Jeongin duduk di salah satu kursi, tak jauh dari tempat Hyunjin. Matanya tidak bisa lepas dari si lelaki bermarga Hwang itu. Dirinya sudah bisa menepati omongannya waktu itu, namun Jeongin juga harus jatuh pada pesona Hyunjin.

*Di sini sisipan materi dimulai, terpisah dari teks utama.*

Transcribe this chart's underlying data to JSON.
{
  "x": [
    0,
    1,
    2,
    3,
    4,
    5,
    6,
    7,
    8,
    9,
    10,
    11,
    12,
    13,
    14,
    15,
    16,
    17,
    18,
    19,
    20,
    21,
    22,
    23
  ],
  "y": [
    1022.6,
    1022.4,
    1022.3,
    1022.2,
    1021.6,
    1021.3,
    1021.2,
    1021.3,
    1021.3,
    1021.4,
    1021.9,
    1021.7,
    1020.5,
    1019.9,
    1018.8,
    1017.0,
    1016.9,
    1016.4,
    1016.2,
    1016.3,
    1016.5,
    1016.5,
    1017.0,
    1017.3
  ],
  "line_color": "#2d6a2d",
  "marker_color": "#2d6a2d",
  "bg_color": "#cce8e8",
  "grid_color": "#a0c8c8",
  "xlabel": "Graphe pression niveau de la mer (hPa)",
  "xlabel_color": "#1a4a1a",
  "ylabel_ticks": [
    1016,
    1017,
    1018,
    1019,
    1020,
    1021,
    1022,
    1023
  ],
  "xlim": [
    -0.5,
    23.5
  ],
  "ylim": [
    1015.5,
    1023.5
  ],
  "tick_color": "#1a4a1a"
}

Jeongin tidak menyesal mengenal Hyunjin. Meskipun awalnya Hyunjin memang orang yang menjengkelkan, namun dialah orang yang membuat Jeongin merasa nyaman tiap kali berada di dekatnya. Sensasinya berbeda dengan ketika Jeongin bersama Minho, bersama Hyunjin terasa lebih hangat dan sulit untuk dilupakan. Berada di dekatnya menciptakan debaran aneh tersendiri, yang Jeongin suka sensasi debaran nyaman tersebut.

"Kenapa kau memandangiku seperti itu?" Tanya Hyunjin sadar ternyata Jeongin terlarut dalam imajinasi sambil memandangi wajah tampannya.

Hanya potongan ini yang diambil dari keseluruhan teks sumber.